As night falls and you return to the first of the painted strips you should see some moths (amongst other creepy crawlies) feeding at the sugary mixture. Take care if you are using torch with a white light because shining this on to the strip may make some of the moths drop to the floor. A red light (such as the backlight from a bike) is supposed to be better to view the moths as they are not sensitive to the red light. Don't restrict yourself to putting the 'sugar' on tree trunks, try flicking drops onto shrubs with broad leaves. The 'sugar' mixture can be quite damaging to any lichens on tree-trunks so you may want to avoid painting on tree-trunks that have lichens on them.

Here's the recipe I use;

  • A bottle of Guinness or other good stout (approx half pint or 250ml)
  • One over-ripe banana
  • One ripe mango, with the flesh stripped of the stone (optional)
  • 2-4 dessert spoons of black molasses or treacle
  • 1lb (450g) of the stickiest/darkest sugar you can find

The mixture needs to be heated and the saucepan used should be at least twice the volume of the ingredients, as the mixture is prone to froth up when it is boiled.
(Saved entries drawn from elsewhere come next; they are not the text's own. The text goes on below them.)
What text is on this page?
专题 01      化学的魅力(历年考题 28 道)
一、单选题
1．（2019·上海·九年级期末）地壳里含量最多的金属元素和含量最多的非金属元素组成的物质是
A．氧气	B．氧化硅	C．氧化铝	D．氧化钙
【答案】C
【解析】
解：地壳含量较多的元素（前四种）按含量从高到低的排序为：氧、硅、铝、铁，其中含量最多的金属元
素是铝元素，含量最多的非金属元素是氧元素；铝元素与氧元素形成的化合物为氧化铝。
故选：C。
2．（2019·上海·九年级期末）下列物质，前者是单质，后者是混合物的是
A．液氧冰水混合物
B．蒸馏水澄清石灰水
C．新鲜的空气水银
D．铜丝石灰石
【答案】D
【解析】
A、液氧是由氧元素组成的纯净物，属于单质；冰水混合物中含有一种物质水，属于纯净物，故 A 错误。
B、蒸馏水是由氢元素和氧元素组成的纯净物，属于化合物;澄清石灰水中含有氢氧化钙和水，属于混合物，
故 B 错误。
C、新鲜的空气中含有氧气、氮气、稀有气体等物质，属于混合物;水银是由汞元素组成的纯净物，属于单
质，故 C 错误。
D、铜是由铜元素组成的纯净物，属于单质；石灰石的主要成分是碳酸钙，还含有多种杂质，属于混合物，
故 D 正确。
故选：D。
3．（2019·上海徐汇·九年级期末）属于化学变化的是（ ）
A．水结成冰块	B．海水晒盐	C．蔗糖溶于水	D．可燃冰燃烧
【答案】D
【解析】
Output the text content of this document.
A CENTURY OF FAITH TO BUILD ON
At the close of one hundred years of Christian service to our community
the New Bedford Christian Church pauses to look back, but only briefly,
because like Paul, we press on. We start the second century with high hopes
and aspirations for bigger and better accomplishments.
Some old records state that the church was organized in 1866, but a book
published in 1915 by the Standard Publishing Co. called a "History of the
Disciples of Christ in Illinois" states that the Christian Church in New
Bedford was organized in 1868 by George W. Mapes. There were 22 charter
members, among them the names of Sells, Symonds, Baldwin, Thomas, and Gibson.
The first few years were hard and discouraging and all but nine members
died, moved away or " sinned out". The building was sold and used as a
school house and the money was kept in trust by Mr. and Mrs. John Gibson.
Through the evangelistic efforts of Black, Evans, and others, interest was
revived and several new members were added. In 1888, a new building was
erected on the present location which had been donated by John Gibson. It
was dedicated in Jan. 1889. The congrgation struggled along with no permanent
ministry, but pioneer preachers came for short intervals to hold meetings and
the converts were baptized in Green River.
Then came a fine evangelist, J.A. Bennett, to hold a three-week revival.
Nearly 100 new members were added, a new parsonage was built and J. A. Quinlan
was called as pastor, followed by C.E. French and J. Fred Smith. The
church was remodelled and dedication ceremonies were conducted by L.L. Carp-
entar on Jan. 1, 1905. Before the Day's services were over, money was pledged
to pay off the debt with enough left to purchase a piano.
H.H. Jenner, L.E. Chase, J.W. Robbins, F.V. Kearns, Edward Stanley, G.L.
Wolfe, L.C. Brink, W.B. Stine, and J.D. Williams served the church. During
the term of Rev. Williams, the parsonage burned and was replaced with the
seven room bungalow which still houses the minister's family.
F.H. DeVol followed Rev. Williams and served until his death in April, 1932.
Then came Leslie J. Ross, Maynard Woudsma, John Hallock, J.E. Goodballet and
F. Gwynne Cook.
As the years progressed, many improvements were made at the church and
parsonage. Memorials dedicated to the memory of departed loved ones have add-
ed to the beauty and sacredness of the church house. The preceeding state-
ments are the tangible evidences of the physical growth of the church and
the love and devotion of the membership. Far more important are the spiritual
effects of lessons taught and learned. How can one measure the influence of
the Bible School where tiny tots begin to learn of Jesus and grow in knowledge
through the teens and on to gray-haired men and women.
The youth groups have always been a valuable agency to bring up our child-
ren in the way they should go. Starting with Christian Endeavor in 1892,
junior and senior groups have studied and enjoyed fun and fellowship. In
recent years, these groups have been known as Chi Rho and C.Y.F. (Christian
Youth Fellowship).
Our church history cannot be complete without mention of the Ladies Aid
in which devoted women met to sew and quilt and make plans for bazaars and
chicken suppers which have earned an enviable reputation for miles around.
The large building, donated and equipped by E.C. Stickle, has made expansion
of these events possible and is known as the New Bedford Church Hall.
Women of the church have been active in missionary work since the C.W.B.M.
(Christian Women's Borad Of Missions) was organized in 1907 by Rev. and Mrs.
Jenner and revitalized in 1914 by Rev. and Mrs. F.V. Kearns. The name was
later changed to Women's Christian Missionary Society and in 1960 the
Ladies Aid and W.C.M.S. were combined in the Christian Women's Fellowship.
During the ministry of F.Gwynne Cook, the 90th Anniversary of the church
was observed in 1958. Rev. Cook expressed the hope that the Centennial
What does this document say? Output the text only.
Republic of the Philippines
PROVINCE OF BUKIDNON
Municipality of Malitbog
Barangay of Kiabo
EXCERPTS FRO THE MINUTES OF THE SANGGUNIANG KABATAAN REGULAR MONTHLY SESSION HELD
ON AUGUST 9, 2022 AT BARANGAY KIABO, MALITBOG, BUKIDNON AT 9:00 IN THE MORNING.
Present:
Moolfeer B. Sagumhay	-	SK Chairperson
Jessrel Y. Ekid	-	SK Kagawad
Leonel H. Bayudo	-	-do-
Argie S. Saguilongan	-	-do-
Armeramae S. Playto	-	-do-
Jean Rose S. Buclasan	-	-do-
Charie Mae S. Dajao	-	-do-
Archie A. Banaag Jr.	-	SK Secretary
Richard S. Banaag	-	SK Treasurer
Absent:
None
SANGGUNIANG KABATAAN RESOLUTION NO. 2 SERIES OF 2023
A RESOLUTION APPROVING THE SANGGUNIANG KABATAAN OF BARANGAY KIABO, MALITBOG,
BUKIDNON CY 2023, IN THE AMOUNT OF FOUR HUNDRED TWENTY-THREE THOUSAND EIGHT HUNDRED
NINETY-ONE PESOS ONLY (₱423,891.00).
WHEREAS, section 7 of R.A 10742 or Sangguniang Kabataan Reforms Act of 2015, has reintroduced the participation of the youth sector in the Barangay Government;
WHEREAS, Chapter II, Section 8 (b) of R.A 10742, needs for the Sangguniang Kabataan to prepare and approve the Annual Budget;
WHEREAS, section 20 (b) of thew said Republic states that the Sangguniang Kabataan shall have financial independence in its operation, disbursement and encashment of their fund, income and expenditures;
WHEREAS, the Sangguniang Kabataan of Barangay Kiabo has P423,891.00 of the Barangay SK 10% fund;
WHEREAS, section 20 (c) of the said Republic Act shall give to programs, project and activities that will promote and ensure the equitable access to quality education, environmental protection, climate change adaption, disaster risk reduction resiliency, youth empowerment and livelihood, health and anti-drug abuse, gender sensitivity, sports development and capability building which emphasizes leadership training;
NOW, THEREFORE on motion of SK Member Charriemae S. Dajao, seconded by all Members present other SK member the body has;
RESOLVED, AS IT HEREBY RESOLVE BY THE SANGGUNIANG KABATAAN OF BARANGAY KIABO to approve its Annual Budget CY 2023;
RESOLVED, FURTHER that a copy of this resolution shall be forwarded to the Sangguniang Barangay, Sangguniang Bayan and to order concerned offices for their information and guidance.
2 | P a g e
Mash or liquidise the banana (including the skin) and the mango flesh. Place the banana, stout, molasses, sugar and mango flesh in the large pan. Heat very gently, stirring frequently for 15 to 20 minutes until all the ingredients have dissolved and the mixture is starting to come to boil.  Simmer for 10 minutes stirring occasionally, making sure that the mixture does not solidify at the edges or overflow, until it thickens slightly. Allow to cool, again stirring occasionally. Bottle while still lukewarm. Before use stir in a little spirit (eg rum). Apply with a paintbrush. Have plenty of wet-wipes handy to clean up any sticky hands.

There are numerous variants on the above recipe, I have even heard of people using just an overripe water melon, breaking the melon open and smearing the pulp on tree trunks.

My experience with sugaring is that it can be very variable in results and seems very dependant on the weather - still, humid nights are supposed to be the best. Patches that are regularly sugared are also supposed to become more attractive with time.